以来、半世紀。次女が卒業したあとはもっぱら、自宅2階での仕分け作業が幡野さんの役割になりました。この間、ベルマークも学校ぐるみの活動に変わりました。
学校からは、あらゆるマークが混ざって入ったままの袋が届けられます。これらを協賛会社ごとに整理し、マークに間違いはないか、脱会して使えない会社のマークは混じってないか、などをすべてチェックします。仕分けを終え、点数も数えたうえで学校に戻します。学校はそれを財団に発送し、預金として貯めてきました。
そうした繰り返しの結果、50年間で集めたベルマークの累計点数は241万点を超えました。2006年には、長年貯めていたベルマーク預金でグランドピアノ(104万円)を買いました。その後もたびたび、サッカーボール、ソフトバレーボール、ドッチビーなどの備品を購入してきました。
幡野さんには、しばらくは年1回、袋がどさっと届くことが続いていたといいます。いまは学期ごとに年3回届けられるように変わりました。
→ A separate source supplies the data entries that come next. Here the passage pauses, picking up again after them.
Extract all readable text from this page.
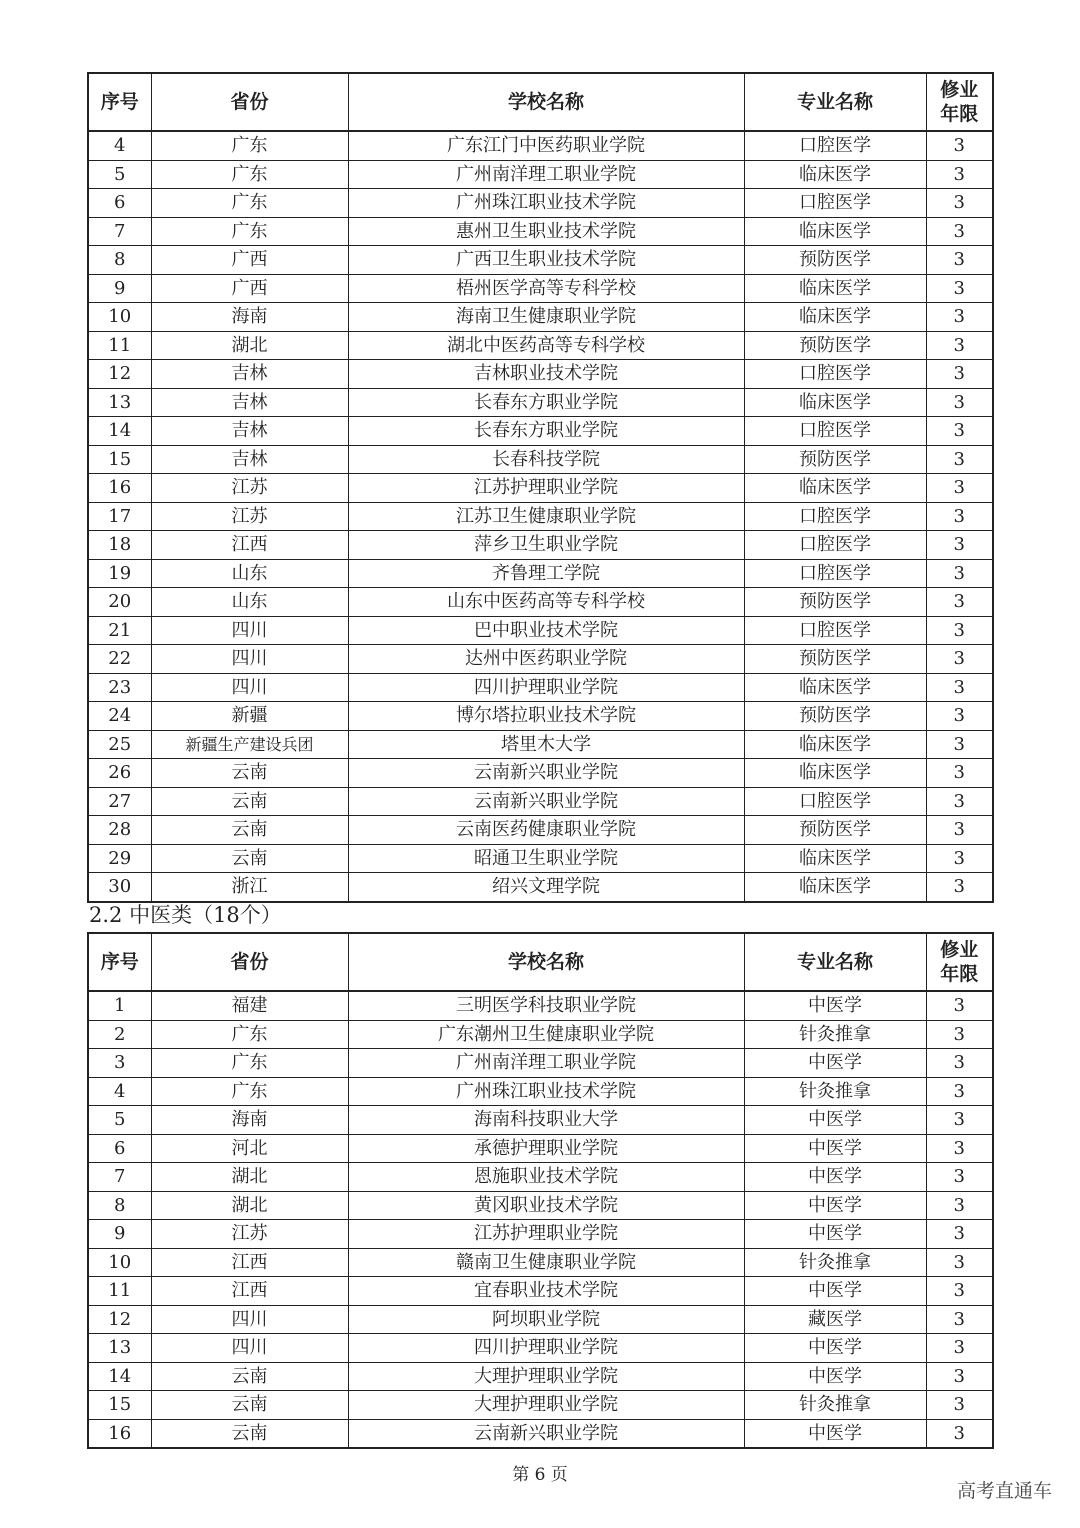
序号	省份	学校名称	专业名称	修业年限
4	广东	广东江门中医药职业学院	口腔医学	3
5	广东	广州南洋理工职业学院	临床医学	3
6	广东	广州珠江职业技术学院	口腔医学	3
7	广东	惠州卫生职业技术学院	临床医学	3
8	广西	广西卫生职业技术学院	预防医学	3
9	广西	梧州医学高等专科学校	临床医学	3
10	海南	海南卫生健康职业学院	临床医学	3
11	湖北	湖北中医药高等专科学校	预防医学	3
12	吉林	吉林职业技术学院	口腔医学	3
13	吉林	长春东方职业学院	临床医学	3
14	吉林	长春东方职业学院	口腔医学	3
15	吉林	长春科技学院	预防医学	3
16	江苏	江苏护理职业学院	临床医学	3
17	江苏	江苏卫生健康职业学院	口腔医学	3
18	江西	萍乡卫生职业学院	口腔医学	3
19	山东	齐鲁理工学院	口腔医学	3
20	山东	山东中医药高等专科学校	预防医学	3
21	四川	巴中职业技术学院	口腔医学	3
22	四川	达州中医药职业学院	预防医学	3
23	四川	四川护理职业学院	临床医学	3
24	新疆	博尔塔拉职业技术学院	预防医学	3
25	新疆生产建设兵团	塔里木大学	临床医学	3
26	云南	云南新兴职业学院	临床医学	3
27	云南	云南新兴职业学院	口腔医学	3
28	云南	云南医药健康职业学院	预防医学	3
29	云南	昭通卫生职业学院	临床医学	3
30	浙江	绍兴文理学院	临床医学	3
2.2 中医类（18个）
序号	省份	学校名称	专业名称	修业年限
1	福建	三明医学科技职业学院	中医学	3
2	广东	广东潮州卫生健康职业学院	针灸推拿	3
3	广东	广州南洋理工职业学院	中医学	3
4	广东	广州珠江职业技术学院	针灸推拿	3
5	海南	海南科技职业大学	中医学	3
6	河北	承德护理职业学院	中医学	3
7	湖北	恩施职业技术学院	中医学	3
8	湖北	黄冈职业技术学院	中医学	3
9	江苏	江苏护理职业学院	中医学	3
10	江西	赣南卫生健康职业学院	针灸推拿	3
11	江西	宜春职业技术学院	中医学	3
12	四川	阿坝职业学院	藏医学	3
13	四川	四川护理职业学院	中医学	3
14	云南	大理护理职业学院	中医学	3
15	云南	大理护理职业学院	针灸推拿	3
16	云南	云南新兴职业学院	中医学	3
第 6 页
高考直通车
マークもすべて混ざったままではなく、ベルマーク委員会の児童たちがある程度分類し、幡野さんにバトンタッチしているそうです。
近藤周利(ひろとし)校長によると、ベルマーク委員会ができたのは1984(昭和59)年とみられ、30年以上の歴史です。設立当時、幡野さんは児童たちの指導を任せられました。けれども、放課後わいわいがやがやするばかりで作業がさっぱり進まず、結局は幡野さんが持ち帰って仕分けるということもたびたびあったそうです。思い出のひとつです。
昨年着任した近藤校長は、上野原小では28年前の担任に始まり、教務主任、教頭、校長と4回目の勤務になります。幡野さんとは長いつきあいです。「幡野さんのお力なしではベルマーク委員会は継続できなかったでしょう。ベルマークで学校の財産をつくることができたのも、集めてくれた方々はもちろんですが、幡野さんの存在が大きい。わたしたちも甘えているのかもしれませんが、いつまでもお元気で、ベルマーク活動を支えていただきたいと心から思います」
幡野さんは82歳のとき、「ベルマークは生きがい」と強く感じました。胃がんの手術を受け、「もう帰れない」と覚悟したものの無事に退院し、自宅に戻ったところ、ベルマーク委員の児童たちから寄せ書きが届いたのでした。「早く元気になって下さい」「ぼくらを手伝ってください」と書いてありました。
幡野さんは「わたし、まだまだする仕事がある。あのとき、思いました。やる気が余計、出ましたね」と振り返ります。
50年間続けて来られた力のもとはなんでしょう?
「自分で始めたことですし、途中でやめては申し訳ないですから。責任をもって続けなければ、と思ってやってきただけなんですよ」
幡野さんは笑顔で答えてくれました。